Faradika Darman, S.S., M.A.
Widyabasa Ahli Muda Balai Bahasa Provinsi Maluku

Revitalisasi bahasa daerah merupakan upaya strategis dan sistematis dalam menjaga kelangsungan dan kelestarian sebuah bahasa. Saat ini, bahasa daerah seakan berperang dan beradu dengan berkembangnya zaman dan majunya peradaban. Fenomena ini tidak hanya menggerogoti wilayah-wilayah perkotaan, tetapi juga wilayah-wilayah pedesaan yang akses transportasinya terbatas dan jauh dari ibu kota kabupaten. Hal ini dapat dilihat dengan tanda-tanda yang ditunjukkan dari terjadinya pergeseran dan peralihan penggunaan bahasa daerah ke bahasa yang lebih dominan, misalnya lingua franca di wilayah tersebut. Akibatnya, bahasa daerah kian terasa asing di tanahnya sendiri. 

Bahkan, posisi bahasa daerah menjadi setara dengan bahasa asing. Bahasa daerah bukan bahasa pertama, bukan bahasa ibu. Pergeseran ini secara cermat diamati oleh Gufron A. Ibrahim, seorang guru besar di bidang antropolinguistik dari Maluku Utara, pada 9 Oktober lalu dalam Kuliah Umum Kebahasaan bertajuk “Tantangan dan Upaya Pelestarian Bahasa Daerah yang Terancam Punah di Indonesia”. Dalam penyampaiannya, Ibrahim menyampaikan bahwa kondisi pewarisan dan peralihan bahasa daerah dikelompokkan dalam tiga generasi yang memiliki kriteria berbeda-beda. Pertama, generasi >75 merupakan generasi yang cakap bahasa etnik dan setia menggunakannya. Kedua, generasi >50 merupakan generasi yang cakap bahasa etnik dan cakap bahasa lingua franca, tetapi lebih membiasakan generasi berikut dengan bahasa lingua francaKetiga, generasi <25-an merupakan generasi yang hanya cakap bahasa lingua franca sebagai bahasa pertama atau bahasa ibu. Realitas ini menunjukkan makin menurunnya fungsi dan peran bahasa daerah di masyarakat, termasuk di Provinsi Maluku. 

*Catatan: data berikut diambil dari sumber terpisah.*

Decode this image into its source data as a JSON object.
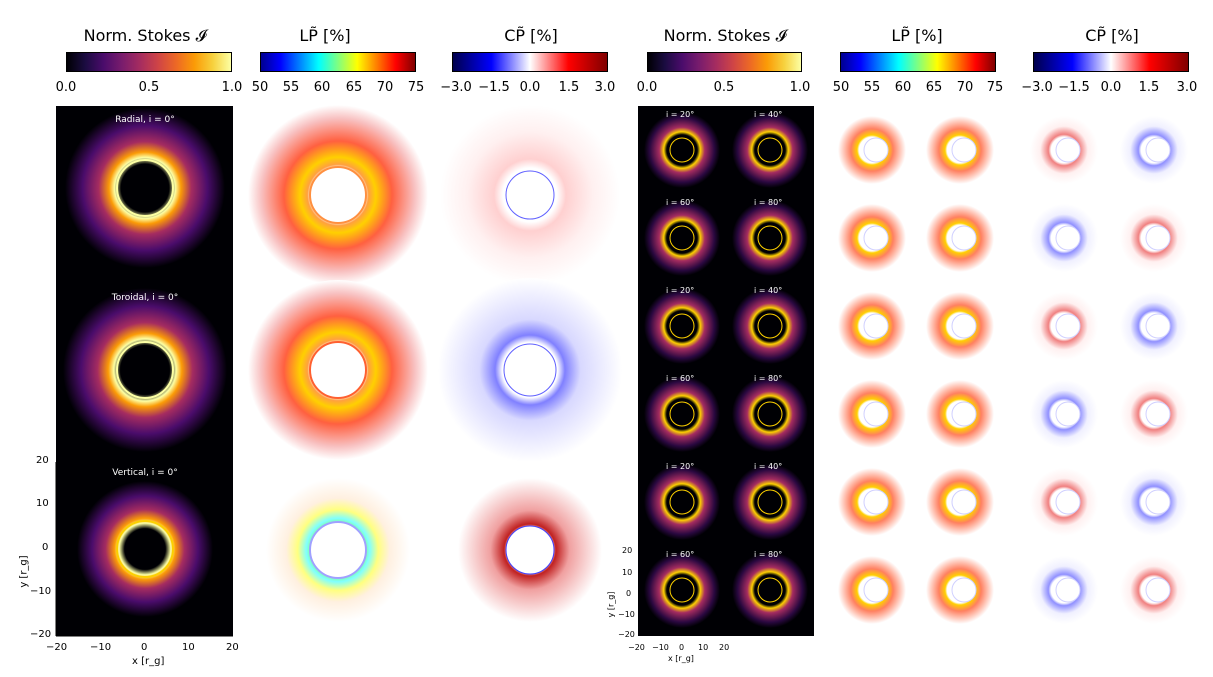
{
  "colorbars": {
    "left": [
      {
        "title": "Norm. Stokes 𝓘",
        "ticks": [
          "0.0",
          "0.5",
          "1.0"
        ]
      },
      {
        "title": "LP̃ [%]",
        "ticks": [
          "50",
          "55",
          "60",
          "65",
          "70",
          "75"
        ]
      },
      {
        "title": "CP̃ [%]",
        "ticks": [
          "−3.0",
          "−1.5",
          "0.0",
          "1.5",
          "3.0"
        ]
      }
    ],
    "right": [
      {
        "title": "Norm. Stokes 𝓘",
        "ticks": [
          "0.0",
          "0.5",
          "1.0"
        ]
      },
      {
        "title": "LP̃ [%]",
        "ticks": [
          "50",
          "55",
          "60",
          "65",
          "70",
          "75"
        ]
      },
      {
        "title": "CP̃ [%]",
        "ticks": [
          "−3.0",
          "−1.5",
          "0.0",
          "1.5",
          "3.0"
        ]
      }
    ]
  },
  "left_panels": {
    "row_labels": [
      "Radial, i = 0°",
      "Toroidal, i = 0°",
      "Vertical, i = 0°"
    ],
    "y_ticks": [
      "20",
      "10",
      "0",
      "−10",
      "−20"
    ],
    "x_ticks": [
      "−20",
      "−10",
      "0",
      "10",
      "20"
    ],
    "x_label": "x [r_g]",
    "y_label": "y [r_g]"
  },
  "right_panels": {
    "inclination_labels": [
      "i = 20°",
      "i = 40°",
      "i = 60°",
      "i = 80°"
    ],
    "y_ticks": [
      "20",
      "10",
      "0",
      "−10",
      "−20"
    ],
    "x_ticks": [
      "−20",
      "−10",
      "0",
      "10",
      "20"
    ],
    "x_label": "x [r_g]",
    "y_label": "y [r_g]"
  },
  "colors": {
    "inferno_dark": "#000004",
    "inferno_bright": "#fcffa4",
    "cp_negative": "#0000cc",
    "cp_positive": "#cc0000",
    "background": "#ffffff"
  }
}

Upaya konkret untuk mengantisipasi terjadinya kepunahan dan penurunan daya hidup bahasa tersebut adalah revitalisasi. Menurut Hinton, Huss, dan Roche (2018) dalam The Routledge Handbook of Language Revitalization, revitalisasi bahasa merupakan segala upaya yang disengaja untuk membalikkan penurunan fungsi atau jumlah penutur suatu bahasa dengan tujuan mengembalikan vitalitasnya, baik dalam komunitas penutur asli maupun generasi baru. Revitalisasi bukan sekadar tindakan linguistik, melainkan sebuah gerakan sosial, budaya, dan politik yang melibatkan masyarakat penutur, lembaga pendidikan, serta pemerintah dalam mempertahankan dan menghidupkan kembali bahasa yang terancam punah. Program ini umumnya diaktualisasikan melalui pendekatan pendidikan dan pelibatan komunitas tutur. Dalam ranah pendidikan, sekolah menjadi salah satu ruang vital. Melalui pembelajaran yang terstruktur diharapkan dapat menciptakan penutur baru pelestari bahasa daerah. Dalam tulisan ilmiah berjudul “Education and Regional Languages in Indonesia: Between Necessity, Indifference and Regret” oleh Jerome Samuel (2025) berpendapat bahwa kebijakan pelaksanaan pendidikan bahasa daerah di sekolah menjadi elemen penting dalam menjaga bahasa daerah agar tidak makin terpinggirkan. Pandangan ini selaras dengan pendapat Shah, Sheena & Brenzinger, Matthias (2018) dalam “The Role of Teaching in Language Revival and Revitalization Movements. Annual Review of Applied Linguistics” bahwa pengajaran formal termasuk melalui sekolah merupakan cara utama atau satu‐satunya untuk meneruskan bahasa leluhur ketika transmisi antargenerasi sudah terganggu.  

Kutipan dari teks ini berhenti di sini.